There was confusion, yet a calm, nervous excitement, as they tried to find each other. Then, a young girl ran out of the crowd and ran towards Marysia. They knew they’d found each other, and hugged straight away. Lives upended in a week of war.
Alexa was with her mum, but also her cat, Mitzi. She said to me: “We just need to start a new life but it’s hard.”
They had one suitcase and a small rucksack, but set off smiling, to a home that’s not their own.
Alexa and her mum Larisa are from Kyiv. Marysia is Polish. Their countries’ histories are intertwined, now their families are.
Alexa said: “Now I live here and it is a very beautiful place and people are so good.”
Alexa’s brother is 20 and had to stay to fight. He volunteered and signed up to the local militia a week ago. Her father, Eugene, is helping other refugees get out of Lyviv, miles from their home, but it’s all he can think of to do to help. The last thing he told his daughter is important.
“He told me, that everything will be ok. And not to worry about him. I am proud of him. He is doing what he can to help people. I gave him a big hug at the crossing but it was harder for Mama when we left him.”
Larisa responded: “Yes, it was. I don’t just miss him. I feel like I have been cut in half, she says. My family is broken.”
Larisa is a photographer, but a mother first, she insisted to me.
“Last Wednesday, was a calm, happy day. We had a lovely dinner together, we all slept in our own beds. We felt we had nothing to worry about. It was a normal day. I just want to be back together and to live in peace. If Ukraine has a Russian flag over it, that will be impossible.”
The three women talk in Ukrainian, English, Polish, and Russian, but they get by. They make it work. Marysia said to me: "It’s very strange to know what’s happening in Ukraine. I still can’t believe what’s going on there. It’s very emotional for us. They’re our closest neighbour. On one hand the circumstances are so grave but once we met, we have a good time, we laugh.”

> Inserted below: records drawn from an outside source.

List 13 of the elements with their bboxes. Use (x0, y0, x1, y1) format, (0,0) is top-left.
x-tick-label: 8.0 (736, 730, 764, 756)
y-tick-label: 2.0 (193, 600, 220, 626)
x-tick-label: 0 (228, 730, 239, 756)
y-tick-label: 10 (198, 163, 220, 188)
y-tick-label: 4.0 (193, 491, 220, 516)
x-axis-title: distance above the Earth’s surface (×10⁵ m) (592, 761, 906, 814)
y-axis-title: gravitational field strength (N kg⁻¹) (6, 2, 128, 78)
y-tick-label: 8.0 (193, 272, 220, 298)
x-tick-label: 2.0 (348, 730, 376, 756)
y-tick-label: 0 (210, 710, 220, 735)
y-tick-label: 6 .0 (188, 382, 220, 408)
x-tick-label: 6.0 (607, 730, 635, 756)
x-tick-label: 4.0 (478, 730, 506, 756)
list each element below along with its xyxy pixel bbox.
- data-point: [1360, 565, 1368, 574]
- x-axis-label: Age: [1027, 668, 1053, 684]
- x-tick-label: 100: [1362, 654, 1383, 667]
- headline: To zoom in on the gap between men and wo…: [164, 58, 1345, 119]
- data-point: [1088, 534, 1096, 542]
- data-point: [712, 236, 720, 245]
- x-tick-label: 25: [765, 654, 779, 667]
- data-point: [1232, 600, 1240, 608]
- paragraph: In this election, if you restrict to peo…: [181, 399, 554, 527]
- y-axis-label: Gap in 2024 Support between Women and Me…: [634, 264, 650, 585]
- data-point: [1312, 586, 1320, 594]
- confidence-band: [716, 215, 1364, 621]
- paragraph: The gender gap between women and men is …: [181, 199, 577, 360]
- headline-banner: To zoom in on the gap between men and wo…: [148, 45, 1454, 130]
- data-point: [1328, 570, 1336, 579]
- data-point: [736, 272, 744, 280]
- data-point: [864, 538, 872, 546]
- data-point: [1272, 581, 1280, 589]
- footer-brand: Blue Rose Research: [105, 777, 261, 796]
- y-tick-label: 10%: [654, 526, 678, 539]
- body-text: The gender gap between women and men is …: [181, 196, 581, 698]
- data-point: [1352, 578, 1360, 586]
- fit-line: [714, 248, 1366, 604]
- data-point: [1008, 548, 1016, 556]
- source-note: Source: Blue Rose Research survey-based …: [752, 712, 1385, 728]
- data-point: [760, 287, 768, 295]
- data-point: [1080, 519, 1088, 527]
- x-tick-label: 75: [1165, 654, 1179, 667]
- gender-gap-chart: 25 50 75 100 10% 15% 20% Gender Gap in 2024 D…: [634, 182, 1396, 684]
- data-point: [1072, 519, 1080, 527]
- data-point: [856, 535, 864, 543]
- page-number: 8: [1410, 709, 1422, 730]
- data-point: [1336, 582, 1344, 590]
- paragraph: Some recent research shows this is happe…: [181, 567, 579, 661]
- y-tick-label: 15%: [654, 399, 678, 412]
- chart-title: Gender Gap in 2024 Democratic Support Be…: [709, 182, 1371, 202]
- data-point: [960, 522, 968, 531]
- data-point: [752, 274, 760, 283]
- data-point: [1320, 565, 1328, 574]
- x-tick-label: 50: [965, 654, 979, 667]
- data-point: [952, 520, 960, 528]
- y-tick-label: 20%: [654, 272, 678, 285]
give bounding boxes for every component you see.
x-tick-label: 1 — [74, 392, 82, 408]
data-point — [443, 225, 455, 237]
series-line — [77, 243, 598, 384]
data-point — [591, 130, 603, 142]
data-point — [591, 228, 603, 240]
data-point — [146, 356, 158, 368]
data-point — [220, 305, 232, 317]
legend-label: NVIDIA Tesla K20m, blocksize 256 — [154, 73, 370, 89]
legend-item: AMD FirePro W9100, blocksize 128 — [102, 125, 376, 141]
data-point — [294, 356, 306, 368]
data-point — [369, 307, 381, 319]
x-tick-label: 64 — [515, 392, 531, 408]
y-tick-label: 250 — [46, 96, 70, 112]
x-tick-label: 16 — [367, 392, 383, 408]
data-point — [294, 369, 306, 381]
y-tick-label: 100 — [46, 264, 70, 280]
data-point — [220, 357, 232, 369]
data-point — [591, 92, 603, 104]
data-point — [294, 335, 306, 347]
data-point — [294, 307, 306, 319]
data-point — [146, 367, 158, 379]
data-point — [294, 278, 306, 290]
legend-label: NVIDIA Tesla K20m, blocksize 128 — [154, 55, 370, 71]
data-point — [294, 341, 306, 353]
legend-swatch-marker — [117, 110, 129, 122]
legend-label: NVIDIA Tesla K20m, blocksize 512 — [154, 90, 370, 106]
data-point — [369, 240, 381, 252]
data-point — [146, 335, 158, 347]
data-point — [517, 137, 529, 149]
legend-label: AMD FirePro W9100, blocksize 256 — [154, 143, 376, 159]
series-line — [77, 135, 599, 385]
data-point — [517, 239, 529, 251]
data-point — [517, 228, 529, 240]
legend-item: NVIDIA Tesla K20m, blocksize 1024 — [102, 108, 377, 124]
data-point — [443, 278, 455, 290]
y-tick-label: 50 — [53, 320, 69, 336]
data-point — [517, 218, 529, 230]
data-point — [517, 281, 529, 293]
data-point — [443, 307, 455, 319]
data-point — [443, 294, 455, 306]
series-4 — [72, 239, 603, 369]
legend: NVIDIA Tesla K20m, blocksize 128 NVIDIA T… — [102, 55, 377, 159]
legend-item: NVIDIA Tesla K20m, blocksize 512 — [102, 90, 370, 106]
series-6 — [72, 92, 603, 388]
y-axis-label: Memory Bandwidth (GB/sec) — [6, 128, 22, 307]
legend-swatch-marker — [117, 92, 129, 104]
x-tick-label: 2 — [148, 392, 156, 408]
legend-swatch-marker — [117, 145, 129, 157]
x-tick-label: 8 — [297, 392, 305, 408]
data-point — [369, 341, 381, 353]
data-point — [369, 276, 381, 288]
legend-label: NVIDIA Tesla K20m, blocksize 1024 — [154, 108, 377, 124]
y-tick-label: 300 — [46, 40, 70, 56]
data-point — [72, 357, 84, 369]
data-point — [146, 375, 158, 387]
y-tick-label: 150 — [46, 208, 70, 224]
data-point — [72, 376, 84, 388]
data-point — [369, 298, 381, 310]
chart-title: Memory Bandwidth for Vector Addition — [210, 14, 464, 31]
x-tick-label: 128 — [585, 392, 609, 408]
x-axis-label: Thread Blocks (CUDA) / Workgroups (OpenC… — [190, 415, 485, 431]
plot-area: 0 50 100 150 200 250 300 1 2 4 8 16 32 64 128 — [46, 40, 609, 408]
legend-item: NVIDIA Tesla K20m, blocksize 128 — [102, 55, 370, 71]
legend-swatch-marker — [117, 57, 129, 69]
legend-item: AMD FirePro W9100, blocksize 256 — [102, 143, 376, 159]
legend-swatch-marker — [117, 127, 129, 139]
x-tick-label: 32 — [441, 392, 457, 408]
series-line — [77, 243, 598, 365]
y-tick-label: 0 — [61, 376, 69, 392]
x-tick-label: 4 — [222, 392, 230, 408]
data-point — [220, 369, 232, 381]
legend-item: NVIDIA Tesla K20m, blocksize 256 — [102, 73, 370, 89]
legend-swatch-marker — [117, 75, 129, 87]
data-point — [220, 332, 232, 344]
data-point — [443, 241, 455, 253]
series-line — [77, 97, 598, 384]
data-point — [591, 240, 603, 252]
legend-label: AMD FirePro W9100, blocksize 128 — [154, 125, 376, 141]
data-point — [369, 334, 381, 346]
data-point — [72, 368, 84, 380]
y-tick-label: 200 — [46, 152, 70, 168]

It is the sound of a dog barking, the kettle boiling that’s giving them comfort. Alexa showed me her new bedroom. It was cosy and warm, with a proper bed, thick blankets and her beloved cat.
“I want to have such a friend like Marisa. I think she is very good and kind person.”
As we left, there was snow on the ground, horses playing in the fields and cockerels squawking. There can be no greater sanctuary from the bullets than here. Where, in times of darkness there is some light.